For too long, the media eagerly reported the property spruikers’ claim ‘prices only go higher’.

This ‘truth’ turned homeowners into speculators and led a whole generation of first home buyers to commit to enormous mortgages they will only pay off after thirty years of unrelenting sacrifice.

This week the public story changed.  Abruptly, solemnly, journalists have picked up another thread and a new story to tell: Land prices are so high they are stifling economic activity.

And their sources are impeccable.

The International Monetary Fund yesterday warned Australia’s housing bubble threatens our financial stability.

Australia’s Housing Industry Association is wringing its hands over the fact that land prices are driving up house costs while material and labor costs are essentially flat.

COAG – the council of our state and federal governments is commissioning a review of factors curtailing the supply of new houses and artificially pushing up the demand for housing.

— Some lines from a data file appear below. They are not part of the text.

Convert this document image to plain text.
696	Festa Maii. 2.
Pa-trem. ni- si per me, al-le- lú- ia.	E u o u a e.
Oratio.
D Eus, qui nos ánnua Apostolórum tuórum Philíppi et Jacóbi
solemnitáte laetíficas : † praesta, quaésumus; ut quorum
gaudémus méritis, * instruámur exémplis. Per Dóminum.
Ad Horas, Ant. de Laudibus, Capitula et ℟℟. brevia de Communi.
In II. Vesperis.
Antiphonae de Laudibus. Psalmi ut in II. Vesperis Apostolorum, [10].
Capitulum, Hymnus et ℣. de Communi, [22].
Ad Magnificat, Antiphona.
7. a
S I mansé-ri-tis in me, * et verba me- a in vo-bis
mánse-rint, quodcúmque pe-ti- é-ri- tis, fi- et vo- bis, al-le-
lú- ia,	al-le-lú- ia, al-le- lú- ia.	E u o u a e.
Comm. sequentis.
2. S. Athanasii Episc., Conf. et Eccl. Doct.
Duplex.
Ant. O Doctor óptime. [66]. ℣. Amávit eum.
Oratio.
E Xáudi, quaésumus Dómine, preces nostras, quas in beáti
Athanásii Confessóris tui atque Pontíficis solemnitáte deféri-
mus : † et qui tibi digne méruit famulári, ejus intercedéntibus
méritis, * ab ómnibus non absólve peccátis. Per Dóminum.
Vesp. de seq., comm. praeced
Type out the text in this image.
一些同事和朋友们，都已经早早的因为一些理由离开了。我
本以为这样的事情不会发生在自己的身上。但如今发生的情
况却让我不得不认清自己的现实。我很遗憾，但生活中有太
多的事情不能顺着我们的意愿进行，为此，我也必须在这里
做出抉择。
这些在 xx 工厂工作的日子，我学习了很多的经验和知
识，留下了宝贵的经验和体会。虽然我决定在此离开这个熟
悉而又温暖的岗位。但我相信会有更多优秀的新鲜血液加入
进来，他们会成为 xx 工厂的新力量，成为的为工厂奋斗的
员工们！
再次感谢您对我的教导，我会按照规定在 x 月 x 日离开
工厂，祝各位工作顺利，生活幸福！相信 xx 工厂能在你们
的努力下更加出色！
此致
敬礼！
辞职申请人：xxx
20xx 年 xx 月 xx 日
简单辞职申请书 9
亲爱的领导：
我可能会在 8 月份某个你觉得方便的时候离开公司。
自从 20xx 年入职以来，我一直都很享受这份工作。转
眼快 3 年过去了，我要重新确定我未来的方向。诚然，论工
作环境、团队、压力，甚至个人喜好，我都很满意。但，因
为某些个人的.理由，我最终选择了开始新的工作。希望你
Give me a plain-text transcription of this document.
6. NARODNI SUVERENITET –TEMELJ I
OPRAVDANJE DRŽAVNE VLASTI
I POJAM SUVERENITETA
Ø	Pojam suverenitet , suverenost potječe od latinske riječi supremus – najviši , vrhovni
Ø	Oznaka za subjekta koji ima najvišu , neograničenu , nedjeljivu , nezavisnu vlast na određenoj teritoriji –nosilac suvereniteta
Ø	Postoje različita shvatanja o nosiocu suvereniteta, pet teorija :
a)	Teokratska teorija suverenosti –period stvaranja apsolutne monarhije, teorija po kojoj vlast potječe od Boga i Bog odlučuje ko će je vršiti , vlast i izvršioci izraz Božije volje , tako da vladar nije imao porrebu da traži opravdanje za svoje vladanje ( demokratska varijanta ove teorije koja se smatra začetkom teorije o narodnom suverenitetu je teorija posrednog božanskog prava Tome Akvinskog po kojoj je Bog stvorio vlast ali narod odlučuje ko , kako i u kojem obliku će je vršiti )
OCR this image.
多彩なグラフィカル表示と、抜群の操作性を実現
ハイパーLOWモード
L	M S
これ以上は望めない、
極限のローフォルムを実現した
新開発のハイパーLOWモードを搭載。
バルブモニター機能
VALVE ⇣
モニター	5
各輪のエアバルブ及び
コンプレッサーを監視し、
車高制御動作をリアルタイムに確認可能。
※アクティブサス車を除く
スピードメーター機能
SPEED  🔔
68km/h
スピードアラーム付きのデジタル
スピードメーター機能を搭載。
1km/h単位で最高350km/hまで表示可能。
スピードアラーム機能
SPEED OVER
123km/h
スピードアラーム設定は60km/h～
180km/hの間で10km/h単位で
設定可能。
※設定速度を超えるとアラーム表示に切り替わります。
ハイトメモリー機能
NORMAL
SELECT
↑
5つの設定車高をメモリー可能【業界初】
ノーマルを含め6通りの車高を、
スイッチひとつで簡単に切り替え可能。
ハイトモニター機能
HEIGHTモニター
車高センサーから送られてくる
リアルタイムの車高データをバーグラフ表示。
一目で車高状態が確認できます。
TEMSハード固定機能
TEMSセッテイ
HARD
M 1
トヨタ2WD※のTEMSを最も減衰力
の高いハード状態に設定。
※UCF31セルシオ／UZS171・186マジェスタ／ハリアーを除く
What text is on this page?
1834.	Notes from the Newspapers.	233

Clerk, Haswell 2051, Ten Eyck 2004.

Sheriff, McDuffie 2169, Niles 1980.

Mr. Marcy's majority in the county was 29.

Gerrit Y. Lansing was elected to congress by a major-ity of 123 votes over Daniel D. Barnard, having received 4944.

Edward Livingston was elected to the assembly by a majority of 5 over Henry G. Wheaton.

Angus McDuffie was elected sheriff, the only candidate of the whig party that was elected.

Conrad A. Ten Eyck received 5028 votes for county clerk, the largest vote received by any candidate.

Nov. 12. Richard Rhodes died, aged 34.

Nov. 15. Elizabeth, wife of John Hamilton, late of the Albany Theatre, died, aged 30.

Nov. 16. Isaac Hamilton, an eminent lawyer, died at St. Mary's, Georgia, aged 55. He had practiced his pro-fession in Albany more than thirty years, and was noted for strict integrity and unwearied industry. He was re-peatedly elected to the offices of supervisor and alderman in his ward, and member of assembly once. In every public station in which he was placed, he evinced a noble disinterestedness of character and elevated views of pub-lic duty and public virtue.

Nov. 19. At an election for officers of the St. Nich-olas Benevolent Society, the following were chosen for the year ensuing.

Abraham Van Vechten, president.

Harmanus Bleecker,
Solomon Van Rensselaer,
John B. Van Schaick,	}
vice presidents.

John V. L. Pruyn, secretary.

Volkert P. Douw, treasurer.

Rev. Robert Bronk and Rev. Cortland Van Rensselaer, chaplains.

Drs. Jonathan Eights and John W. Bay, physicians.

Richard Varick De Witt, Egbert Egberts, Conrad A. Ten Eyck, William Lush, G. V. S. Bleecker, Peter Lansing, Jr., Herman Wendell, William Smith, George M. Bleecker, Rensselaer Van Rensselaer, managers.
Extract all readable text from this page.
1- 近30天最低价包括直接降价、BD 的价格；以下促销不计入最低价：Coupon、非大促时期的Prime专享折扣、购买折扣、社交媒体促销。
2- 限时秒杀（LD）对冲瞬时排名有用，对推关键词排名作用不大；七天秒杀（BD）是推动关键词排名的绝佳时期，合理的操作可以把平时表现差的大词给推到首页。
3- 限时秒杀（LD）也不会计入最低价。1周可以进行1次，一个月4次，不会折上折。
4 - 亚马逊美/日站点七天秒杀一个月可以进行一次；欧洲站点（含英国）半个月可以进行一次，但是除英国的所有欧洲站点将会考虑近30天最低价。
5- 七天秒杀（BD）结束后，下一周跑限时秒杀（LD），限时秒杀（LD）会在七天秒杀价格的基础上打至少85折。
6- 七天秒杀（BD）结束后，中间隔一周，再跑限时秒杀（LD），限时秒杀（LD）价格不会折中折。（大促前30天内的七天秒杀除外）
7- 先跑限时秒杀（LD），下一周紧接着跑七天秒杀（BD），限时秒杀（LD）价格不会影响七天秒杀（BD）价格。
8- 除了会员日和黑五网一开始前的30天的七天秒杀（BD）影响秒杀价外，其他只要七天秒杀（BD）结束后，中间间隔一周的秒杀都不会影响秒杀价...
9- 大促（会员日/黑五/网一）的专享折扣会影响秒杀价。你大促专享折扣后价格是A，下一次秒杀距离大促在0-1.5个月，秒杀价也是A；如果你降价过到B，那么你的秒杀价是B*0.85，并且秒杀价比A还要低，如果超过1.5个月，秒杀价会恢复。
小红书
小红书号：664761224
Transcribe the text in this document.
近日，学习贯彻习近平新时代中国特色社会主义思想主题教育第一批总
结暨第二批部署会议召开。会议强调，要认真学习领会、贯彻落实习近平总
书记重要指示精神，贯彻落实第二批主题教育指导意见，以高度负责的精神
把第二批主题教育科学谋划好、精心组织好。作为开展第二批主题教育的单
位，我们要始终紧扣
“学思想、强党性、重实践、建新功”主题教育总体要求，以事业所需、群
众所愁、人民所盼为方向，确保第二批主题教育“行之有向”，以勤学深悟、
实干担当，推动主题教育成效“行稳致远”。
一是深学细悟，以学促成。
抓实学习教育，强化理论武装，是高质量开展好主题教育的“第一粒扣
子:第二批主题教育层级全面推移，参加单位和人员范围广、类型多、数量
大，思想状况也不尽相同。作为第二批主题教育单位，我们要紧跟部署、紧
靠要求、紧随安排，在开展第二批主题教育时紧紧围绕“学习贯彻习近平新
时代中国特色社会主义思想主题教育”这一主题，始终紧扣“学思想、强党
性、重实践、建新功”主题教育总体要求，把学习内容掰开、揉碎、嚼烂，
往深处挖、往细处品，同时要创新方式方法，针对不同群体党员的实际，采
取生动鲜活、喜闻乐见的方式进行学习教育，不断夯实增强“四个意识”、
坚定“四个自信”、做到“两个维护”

And as I noted below in It’s official: Australia’s house prices the highest in the world!, The Economist newspaper ranks Australian prices as globally the highest relative to rents.

Monitoring and preventing economic bubbles has become a major preoccupation of policymakers.  Exploding bubbles destroy lives and the consequences can linger for years.

As the Land Values Research Group demonstrated, most recessions are home-grown and centred on land speculation.

Australians are exquisitely exposed, as Jeremy Grantham explains:

“Bubbles are important for the country because there is nothing more dangerous and damaging to an economy than a great asset bubble that breaks. And this is something the Fed never seems to get. … We looked back as far as we could, [of the 34 bubbles we found over the years], 32 have moved all the way back down to the trend line that existed prior to the bubble forming. There were no exceptions. The two that are outstanding, the UK and Australian housing bubbles, form a unique and interesting subset caused by, I believe, floating rate mortgages. The mortgages came down so fast that they protected the bubble, and now we have to see what happens when interest rates rise. But if they do not, in both cases, go back to the old trend line multiple of family income, which is what should drive house prices, it will be the first time in history that such a bubble has not broken. This is not something that I would want to bet on if I was thinking of buying a house right now.”  – Jeremy Grantham, Interview with the Financial Times, 19 Apr 2010

This part of the economy is in screaming need of automatic stablizers. Such a mechanism exists in Land Tax.

When prices are high, so is the tax, which slows activity. When prices are low, so is the tax, boosting activity.

The food we eat and the clothes on our backs are taxed yet land is somehow exempt.  How can this be fair?